I care too much, period. And as I’ve been re-learning who I am and what I value, it’s been tough to see how overextended I am in relationships. It’s probably penance for when I felt like I was being too much or demanded too much in friendships. Either way, it’s been unhealthy, and I wasn’t expecting to let go as I’ve done recently. But, I feel better, so that means it was for the best.
This is one of my adulting flaws: I’m not good at demoting friends, or making them less of a priority. It’s like trying to be friends with exes–I just don’t do it. Either we’re friends or we’re not.
I am not the perfect friend, but I want to be a good friend–a better friend, even. I definitely am not the perfect daughter, but I tried to be and failed. And that’s OK–pleasing mothers, narcissistic or not, is an impossible task.
Driving over a thousand miles, I came back home and was feeling not as connected, to my mom or to a few people I called friends. I wasn’t expecting that.

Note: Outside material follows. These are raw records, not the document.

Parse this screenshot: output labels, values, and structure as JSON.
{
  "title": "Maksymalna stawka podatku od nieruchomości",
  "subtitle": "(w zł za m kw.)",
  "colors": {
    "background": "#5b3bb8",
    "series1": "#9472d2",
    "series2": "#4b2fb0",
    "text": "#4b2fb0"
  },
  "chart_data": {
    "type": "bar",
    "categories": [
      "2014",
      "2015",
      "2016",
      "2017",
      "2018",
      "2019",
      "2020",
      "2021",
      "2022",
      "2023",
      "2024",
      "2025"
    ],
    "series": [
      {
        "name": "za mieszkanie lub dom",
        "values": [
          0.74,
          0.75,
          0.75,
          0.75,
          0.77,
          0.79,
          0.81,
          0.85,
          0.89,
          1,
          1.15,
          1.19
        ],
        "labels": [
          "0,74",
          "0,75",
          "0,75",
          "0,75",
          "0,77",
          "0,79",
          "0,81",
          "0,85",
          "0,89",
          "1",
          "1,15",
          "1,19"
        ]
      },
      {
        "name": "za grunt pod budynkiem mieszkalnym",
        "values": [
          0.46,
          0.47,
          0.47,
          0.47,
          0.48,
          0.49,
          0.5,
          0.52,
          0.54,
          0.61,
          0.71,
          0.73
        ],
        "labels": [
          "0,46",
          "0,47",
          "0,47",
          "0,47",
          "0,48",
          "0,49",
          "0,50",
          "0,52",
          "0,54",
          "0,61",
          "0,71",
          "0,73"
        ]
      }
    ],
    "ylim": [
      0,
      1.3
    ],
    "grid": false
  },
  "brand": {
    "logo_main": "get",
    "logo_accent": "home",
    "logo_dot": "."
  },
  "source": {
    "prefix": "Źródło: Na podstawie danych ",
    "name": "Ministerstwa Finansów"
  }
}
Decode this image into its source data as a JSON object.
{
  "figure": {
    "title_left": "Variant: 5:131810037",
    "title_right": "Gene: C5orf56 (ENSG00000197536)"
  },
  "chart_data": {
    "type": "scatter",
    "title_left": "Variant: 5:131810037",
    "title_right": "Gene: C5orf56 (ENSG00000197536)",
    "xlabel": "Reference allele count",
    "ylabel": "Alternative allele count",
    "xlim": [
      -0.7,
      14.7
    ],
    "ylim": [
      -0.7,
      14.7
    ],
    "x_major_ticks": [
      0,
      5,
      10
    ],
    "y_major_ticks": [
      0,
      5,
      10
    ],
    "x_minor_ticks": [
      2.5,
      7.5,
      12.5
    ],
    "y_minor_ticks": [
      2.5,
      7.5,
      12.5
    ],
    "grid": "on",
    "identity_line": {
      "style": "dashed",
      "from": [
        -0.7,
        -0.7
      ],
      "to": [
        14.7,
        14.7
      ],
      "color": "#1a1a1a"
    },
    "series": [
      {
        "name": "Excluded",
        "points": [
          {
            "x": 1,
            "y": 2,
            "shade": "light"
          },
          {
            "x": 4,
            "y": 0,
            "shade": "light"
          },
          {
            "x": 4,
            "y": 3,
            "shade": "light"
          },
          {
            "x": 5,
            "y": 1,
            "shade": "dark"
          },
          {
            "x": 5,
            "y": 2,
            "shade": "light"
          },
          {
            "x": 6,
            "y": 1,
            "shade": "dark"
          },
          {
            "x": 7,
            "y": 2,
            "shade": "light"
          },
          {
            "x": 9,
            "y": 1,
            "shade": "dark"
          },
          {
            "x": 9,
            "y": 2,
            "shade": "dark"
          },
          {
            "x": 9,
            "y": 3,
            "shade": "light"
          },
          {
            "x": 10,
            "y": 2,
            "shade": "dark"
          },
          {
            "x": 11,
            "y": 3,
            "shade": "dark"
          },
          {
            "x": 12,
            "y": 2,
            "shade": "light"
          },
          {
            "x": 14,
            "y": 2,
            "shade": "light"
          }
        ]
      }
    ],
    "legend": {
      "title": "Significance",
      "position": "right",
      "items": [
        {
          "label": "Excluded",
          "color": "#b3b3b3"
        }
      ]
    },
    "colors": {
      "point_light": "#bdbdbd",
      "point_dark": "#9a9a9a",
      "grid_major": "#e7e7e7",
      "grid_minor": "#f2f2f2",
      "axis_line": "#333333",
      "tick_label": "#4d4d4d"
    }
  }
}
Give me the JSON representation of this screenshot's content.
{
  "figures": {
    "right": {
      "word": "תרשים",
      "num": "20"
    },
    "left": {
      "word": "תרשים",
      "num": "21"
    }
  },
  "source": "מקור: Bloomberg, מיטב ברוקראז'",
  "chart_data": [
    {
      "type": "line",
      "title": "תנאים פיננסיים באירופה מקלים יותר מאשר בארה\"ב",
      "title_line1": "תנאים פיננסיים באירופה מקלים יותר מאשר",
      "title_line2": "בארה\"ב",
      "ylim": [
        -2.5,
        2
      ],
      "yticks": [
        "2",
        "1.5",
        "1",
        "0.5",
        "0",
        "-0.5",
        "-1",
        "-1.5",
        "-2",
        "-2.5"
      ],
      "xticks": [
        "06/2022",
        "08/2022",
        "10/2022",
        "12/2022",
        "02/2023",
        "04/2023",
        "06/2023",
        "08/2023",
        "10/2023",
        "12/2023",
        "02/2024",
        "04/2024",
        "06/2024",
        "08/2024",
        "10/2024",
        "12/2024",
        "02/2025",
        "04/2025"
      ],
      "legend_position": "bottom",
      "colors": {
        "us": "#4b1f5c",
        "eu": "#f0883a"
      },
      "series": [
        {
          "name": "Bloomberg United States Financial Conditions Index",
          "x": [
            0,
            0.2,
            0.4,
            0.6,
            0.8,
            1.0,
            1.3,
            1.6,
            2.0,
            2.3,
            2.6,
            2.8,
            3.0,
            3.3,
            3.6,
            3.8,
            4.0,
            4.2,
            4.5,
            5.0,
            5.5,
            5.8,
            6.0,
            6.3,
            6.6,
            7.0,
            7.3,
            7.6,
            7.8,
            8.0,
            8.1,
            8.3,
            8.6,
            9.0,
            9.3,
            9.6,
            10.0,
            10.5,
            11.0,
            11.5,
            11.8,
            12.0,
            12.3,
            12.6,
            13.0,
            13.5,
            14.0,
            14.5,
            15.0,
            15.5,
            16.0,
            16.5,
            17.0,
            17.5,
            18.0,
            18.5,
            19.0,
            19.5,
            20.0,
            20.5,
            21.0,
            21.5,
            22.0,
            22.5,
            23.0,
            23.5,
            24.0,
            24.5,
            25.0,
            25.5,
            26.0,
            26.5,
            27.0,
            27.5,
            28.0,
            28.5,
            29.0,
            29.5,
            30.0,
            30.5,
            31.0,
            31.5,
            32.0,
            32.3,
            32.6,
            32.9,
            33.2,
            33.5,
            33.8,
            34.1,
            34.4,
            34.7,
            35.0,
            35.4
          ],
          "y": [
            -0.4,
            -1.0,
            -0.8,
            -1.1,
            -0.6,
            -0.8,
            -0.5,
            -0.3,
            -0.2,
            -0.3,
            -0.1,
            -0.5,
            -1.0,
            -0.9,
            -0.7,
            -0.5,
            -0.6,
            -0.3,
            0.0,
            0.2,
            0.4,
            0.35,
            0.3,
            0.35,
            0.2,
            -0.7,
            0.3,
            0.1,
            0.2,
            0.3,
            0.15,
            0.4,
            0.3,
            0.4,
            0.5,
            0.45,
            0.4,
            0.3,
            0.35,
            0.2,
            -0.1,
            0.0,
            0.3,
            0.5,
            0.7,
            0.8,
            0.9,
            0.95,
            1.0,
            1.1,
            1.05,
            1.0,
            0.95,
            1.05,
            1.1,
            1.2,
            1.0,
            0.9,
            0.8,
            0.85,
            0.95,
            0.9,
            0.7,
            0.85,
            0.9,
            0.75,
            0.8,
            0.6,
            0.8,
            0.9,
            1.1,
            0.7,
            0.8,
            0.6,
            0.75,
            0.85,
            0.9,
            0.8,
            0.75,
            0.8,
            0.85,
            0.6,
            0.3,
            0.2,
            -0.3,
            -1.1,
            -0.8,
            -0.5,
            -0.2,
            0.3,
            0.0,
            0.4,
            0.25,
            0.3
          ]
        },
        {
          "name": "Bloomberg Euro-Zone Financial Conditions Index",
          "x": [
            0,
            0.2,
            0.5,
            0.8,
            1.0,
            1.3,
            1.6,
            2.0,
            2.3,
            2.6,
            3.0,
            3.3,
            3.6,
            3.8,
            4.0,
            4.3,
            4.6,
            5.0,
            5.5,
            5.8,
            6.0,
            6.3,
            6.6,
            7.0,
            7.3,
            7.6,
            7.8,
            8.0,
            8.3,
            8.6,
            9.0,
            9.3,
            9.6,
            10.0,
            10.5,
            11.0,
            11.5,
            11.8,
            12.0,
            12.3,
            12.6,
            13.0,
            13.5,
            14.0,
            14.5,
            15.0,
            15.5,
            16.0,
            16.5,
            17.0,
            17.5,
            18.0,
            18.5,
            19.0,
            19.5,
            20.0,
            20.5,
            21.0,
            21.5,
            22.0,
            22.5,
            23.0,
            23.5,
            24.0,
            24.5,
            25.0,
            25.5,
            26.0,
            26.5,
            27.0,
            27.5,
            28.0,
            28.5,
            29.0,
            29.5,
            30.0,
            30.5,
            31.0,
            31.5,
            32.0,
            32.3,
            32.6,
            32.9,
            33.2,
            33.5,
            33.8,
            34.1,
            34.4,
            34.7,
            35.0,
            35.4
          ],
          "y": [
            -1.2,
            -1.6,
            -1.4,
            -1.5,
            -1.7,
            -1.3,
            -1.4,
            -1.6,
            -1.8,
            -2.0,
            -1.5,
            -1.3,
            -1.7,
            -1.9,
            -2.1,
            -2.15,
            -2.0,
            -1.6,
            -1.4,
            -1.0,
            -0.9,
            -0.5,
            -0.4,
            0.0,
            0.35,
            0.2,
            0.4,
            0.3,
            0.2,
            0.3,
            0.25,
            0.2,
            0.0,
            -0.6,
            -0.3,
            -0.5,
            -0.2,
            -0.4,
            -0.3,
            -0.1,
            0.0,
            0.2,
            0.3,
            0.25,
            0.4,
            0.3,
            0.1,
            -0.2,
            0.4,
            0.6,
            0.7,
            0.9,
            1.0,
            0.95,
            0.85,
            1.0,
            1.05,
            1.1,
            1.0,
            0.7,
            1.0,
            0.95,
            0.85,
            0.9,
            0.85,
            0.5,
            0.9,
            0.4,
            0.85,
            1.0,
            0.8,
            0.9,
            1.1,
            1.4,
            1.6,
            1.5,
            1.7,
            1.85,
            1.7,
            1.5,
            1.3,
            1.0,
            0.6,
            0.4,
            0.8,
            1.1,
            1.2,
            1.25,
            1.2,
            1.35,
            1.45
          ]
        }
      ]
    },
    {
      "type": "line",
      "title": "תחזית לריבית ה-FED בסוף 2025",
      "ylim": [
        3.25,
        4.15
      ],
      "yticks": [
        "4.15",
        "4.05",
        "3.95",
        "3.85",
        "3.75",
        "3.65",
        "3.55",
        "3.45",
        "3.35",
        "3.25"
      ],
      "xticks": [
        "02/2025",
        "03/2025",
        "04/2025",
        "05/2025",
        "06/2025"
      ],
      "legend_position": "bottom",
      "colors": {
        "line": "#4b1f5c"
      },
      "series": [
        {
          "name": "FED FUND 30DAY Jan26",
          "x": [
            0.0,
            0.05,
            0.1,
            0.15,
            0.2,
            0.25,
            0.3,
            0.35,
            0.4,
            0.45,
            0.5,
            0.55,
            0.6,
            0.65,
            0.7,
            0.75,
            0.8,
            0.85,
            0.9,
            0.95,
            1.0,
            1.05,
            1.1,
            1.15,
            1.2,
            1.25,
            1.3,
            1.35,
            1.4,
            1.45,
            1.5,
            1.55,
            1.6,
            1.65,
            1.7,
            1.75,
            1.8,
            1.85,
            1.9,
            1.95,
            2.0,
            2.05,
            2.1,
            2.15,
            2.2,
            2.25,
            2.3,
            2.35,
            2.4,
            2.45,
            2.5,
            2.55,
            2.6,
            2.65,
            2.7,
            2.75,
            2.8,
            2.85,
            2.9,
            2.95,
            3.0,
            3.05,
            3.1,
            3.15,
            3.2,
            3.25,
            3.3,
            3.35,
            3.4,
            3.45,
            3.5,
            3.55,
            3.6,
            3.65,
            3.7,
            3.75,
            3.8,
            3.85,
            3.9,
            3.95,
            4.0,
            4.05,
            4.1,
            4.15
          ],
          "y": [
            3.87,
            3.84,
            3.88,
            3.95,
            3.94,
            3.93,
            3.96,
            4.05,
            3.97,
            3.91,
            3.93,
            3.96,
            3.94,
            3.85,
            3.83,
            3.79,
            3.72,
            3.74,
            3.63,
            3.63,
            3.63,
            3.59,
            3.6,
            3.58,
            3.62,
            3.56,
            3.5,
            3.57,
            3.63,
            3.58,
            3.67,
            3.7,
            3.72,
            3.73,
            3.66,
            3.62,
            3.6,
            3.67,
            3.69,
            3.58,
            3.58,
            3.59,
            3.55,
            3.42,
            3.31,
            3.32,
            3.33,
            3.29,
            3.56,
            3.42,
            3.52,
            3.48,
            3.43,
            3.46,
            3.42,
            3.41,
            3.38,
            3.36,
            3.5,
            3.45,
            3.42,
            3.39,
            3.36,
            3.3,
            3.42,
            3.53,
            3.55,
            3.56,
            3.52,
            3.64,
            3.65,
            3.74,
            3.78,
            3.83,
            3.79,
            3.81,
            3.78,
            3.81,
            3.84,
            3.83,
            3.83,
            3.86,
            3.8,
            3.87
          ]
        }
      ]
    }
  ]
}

But that’s what was true. It’s not pretty, and I’m not that elegant when it comes to the nuances of human relationships. Maybe I’m as elegant as a butter knife sawing through a steak. But I do want to get better, so I don’t have to cut and run so often–or at all.
Instead of seeing the world as black and white, a point of view that a a sun opposition moon aspect in astrology can create, I can better perceive those shades of grey, these subtler gradations of where most of us live, just trying to do our best.